Tuesday, February 09, 2010

My Guilty Pleasure

My friends have much better taste in music than I.  My students have better taste.  My daughters have better taste.  All of them are eclectic, knowledgable, and enthusiatic. They play me songs, "Listen to this, isn't it great?" I feign enjoyment even though what I'm hearing - while definitely music - hardly makes exclamation marks start visibly from my head in delight and wonderment.  Frequently, it seems to me, they are thrilled by singers whose voices are either raspy or harsh.  I'm going to admit right now, I have never cared for either Mick Jagger or Bob Dylan.
The fact that I have a tin ear, or, if not tin, some other metallic substance - aluminum, perhaps, or bauxite - was brought home to me by the NPR show, "Fresh Air" with Terry Gross. Gross, who is a veritable encyclopedia of music, with such broad-ranging tastes she even enjoys Country Western, singled out Roger Miller's "King of the Road" as an example of a lousy song.  I love that song!  Who wouldn't?  The jaunty hobo singing about, "Old stogies I have found, short but not too big around."  The way Miller scrapes the bottom of his vocal chords, croaking the word ain't in "ain't got no cigarettes."  The choirs in heaven sing such melodies.
Briefly, in my defense, I will explain why I love country music, and not just any country music - the very worst kind of country music - corny, hillbilly, and faux-sincere.
As a writer and a humorist, I delight in the wordplay of many country songs.  Usually, this is a very obvious feature, not at all subtle and forms the hook of many a hillbilly toe-tapper.  But that's what I love about it.  Take the Toby Keith song that tells us, "You don't love the ones you can live with, it's the ones you can't live without."  What a lovely chiasmus!  Or the tasty litotes in "I ain't never had too much fun."  Lots of puns of course: Trick Pony's song seems to open, "Poor me!  Poor me!" but then it's "Pour me another shot of whiskey!"
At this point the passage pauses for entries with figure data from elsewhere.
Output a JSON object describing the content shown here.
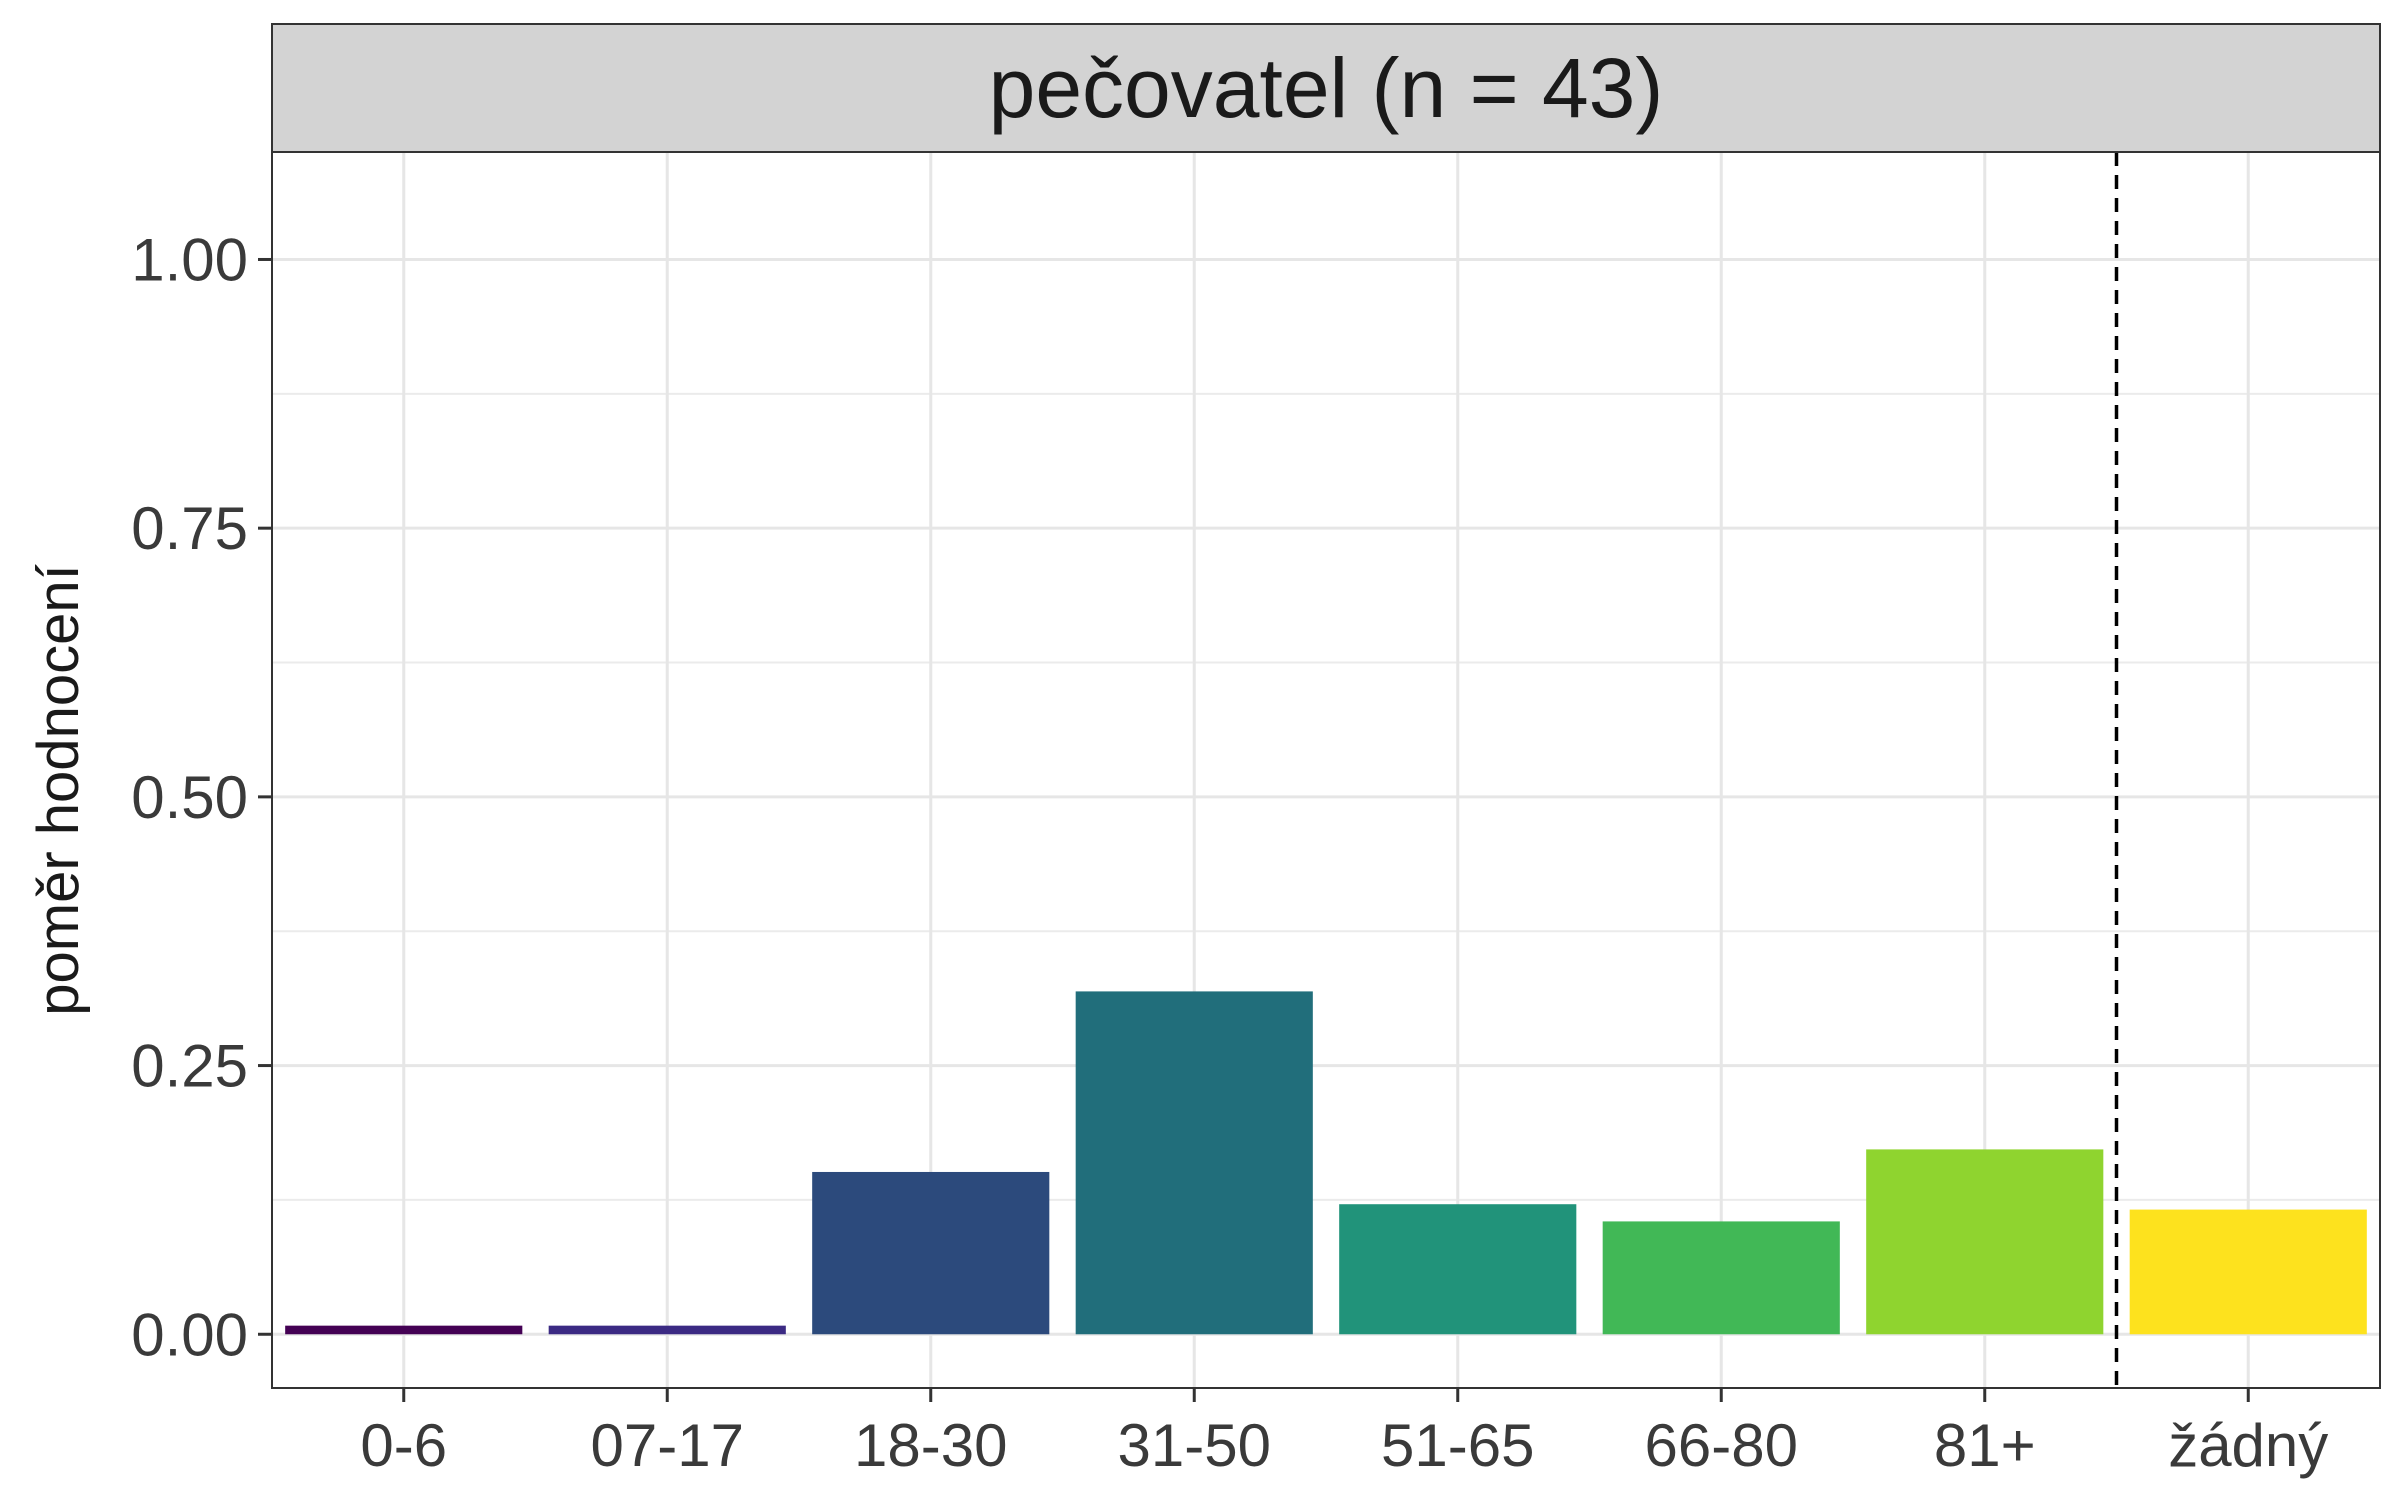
{
  "chart_data": {
    "type": "bar",
    "facet_title": "pečovatel (n = 43)",
    "ylabel": "poměr hodnocení",
    "xlabel": "",
    "categories": [
      "0-6",
      "07-17",
      "18-30",
      "31-50",
      "51-65",
      "66-80",
      "81+",
      "žádný"
    ],
    "values": [
      0.008,
      0.008,
      0.151,
      0.319,
      0.121,
      0.105,
      0.172,
      0.116
    ],
    "colors": [
      "#440154",
      "#3b2a83",
      "#2c4a7c",
      "#216e7b",
      "#21937a",
      "#41b856",
      "#8fd42f",
      "#fde21e"
    ],
    "ylim": [
      -0.05,
      1.1
    ],
    "yticks": [
      0.0,
      0.25,
      0.5,
      0.75,
      1.0
    ],
    "ytick_labels": [
      "0.00",
      "0.25",
      "0.50",
      "0.75",
      "1.00"
    ],
    "vline_after_category": "81+",
    "vline_style": "dashed",
    "grid": true
  }
}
All of this is delivered with a tongue-in-cheek quality I also find irresistable.  In a lot of country music, there's an unspoken message: I know you think I'm an ignorant redneck, and if that's what you want, that's what I'll give you.  How else can you interpret Hank Williams' immortal line from "Hey, Good Lookin'" "I got a hotrod Ford and a two-dollar bill, and I know a spot right over the hill.  There's soda pop, and the dancing is free, so if you want to have fun, come along with me."
Last, and most important, I really find the lyrics reassuring.  In my own writing I avoid "message" like eczema, but I love hearing it in drive time. Country music tells us that true love can last forever, as in George Jones' classic, "He Stopped Loving Her Today."  It admits that couples are unfaithful, but when they are, there are painful consequences as in Jim Reeves' "Put Your Sweet Lips a Little Closer to the Phone." Spirituality is a positive force in peoples' lives; if you can get to the end of Randy Travis' "Three Wooden Crosses" without sniffling - corny as it is - you have no soul. Criminality is punished - the wonderful Johnny Cash and Waylon Jennings, "Ain't No Good Chain Gang" - and hard work is honorable, as in Alabama's "High Cotton."  Neighborliness is an expected virtue, as in "Louisianna Saturday Night."
So there you have it.  Why I like country.  Go back and listen to "King of the Road," Terry.